Scottish food exports to the rest of the UK in 2017 were worth £3.6 billion while drink exports to the rest of the UK in the same year were worth £830 million. For all goods and services, the value to Scotland of the UK Internal Market, as a whole, is four times higher than the value of Scotland’s trade with the EU.
NFU Scotland supports the intention in the Government paper to ensure that the UK Internal Market continues to operate as it does now – with free movement of goods and services produced to the same basic regulatory standards.
However, it is the clear view of NFU Scotland, and the other faming unions of the UK, that the proposals pose a significant threat to the development of Common Frameworks and to devolution. The Union stresses the need for agricultural support policies to diverge where necessary to reflect different needs and objectives in different parts of the UK, while regulatory requirements converge to protect the integrity of the UK Internal Market.

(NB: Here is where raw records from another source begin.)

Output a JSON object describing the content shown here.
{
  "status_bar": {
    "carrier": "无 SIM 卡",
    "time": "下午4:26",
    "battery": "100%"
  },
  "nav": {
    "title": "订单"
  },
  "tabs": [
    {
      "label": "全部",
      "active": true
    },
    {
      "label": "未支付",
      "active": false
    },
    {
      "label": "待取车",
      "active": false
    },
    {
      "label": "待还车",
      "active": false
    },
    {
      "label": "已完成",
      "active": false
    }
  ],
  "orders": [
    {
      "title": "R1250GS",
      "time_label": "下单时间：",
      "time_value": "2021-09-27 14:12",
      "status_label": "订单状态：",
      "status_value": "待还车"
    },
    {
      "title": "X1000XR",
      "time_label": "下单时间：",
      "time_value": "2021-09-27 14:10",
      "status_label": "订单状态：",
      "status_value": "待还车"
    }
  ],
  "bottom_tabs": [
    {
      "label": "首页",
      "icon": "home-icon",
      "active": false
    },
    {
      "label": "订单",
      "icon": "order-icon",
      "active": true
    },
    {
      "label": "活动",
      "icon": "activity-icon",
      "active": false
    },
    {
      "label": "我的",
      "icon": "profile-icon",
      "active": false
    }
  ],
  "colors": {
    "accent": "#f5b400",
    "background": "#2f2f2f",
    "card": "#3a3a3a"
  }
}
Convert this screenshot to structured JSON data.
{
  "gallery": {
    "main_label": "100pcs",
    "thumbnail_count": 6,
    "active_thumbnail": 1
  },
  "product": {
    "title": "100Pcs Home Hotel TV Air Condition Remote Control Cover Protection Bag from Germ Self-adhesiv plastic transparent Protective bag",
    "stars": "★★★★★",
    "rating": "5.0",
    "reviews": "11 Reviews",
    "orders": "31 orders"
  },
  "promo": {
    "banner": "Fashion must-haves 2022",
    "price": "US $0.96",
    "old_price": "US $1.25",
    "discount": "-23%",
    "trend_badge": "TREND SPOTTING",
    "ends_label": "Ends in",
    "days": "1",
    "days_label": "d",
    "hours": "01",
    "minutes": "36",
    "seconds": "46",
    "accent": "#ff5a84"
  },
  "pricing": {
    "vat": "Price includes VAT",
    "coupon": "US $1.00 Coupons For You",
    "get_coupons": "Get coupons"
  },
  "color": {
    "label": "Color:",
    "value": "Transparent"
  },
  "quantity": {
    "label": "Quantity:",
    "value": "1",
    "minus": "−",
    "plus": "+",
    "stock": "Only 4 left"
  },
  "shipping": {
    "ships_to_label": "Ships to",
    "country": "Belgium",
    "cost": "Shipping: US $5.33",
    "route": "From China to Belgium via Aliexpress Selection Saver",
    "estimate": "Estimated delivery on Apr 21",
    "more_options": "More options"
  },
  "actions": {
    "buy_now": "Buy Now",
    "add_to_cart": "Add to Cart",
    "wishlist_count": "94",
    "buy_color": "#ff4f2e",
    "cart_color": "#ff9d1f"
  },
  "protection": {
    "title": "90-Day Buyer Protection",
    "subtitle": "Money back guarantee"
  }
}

In its response, the Union is clear that Common Frameworks would provide the most effective alternative to manage policy divergence between parts of the UK, whilst respecting devolution, and so enable the UK Internal Market to operate without friction or distortion.
NFU Scotland President Andrew McCornick said
The proposal on ‘mutual recognition’ contained in the paper raises the potential for Common Frameworks to be rendered meaningless.
Since 2017, the Common Frameworks process has intended to specifically manage policy differences between all parts of the UK based on agreement and founded on respect for devolution.
Common Frameworks can manage the practical regulatory and market implications of the UK leaving the EU and is the specific tool that was jointly designed by the UK Government and devolved administrations.
However, the UK Internal Market proposals put forward limit the devolved administrations’ ability to act if any standards were lowered and give the UK Government a final say in areas of devolved policy, such as agriculture, the environment or animal health and welfare.
As it stands, the UK Government proposals for legislation on a UK Internal Market undermine the Common Frameworks process both in principle, as they move from agreement to imposition, and in practice by removing the incentive for the UK Government and the devolved administrations to agree ways of aligning and managing differences when mutual recognition rules require acceptance of standards from other parts of the UK.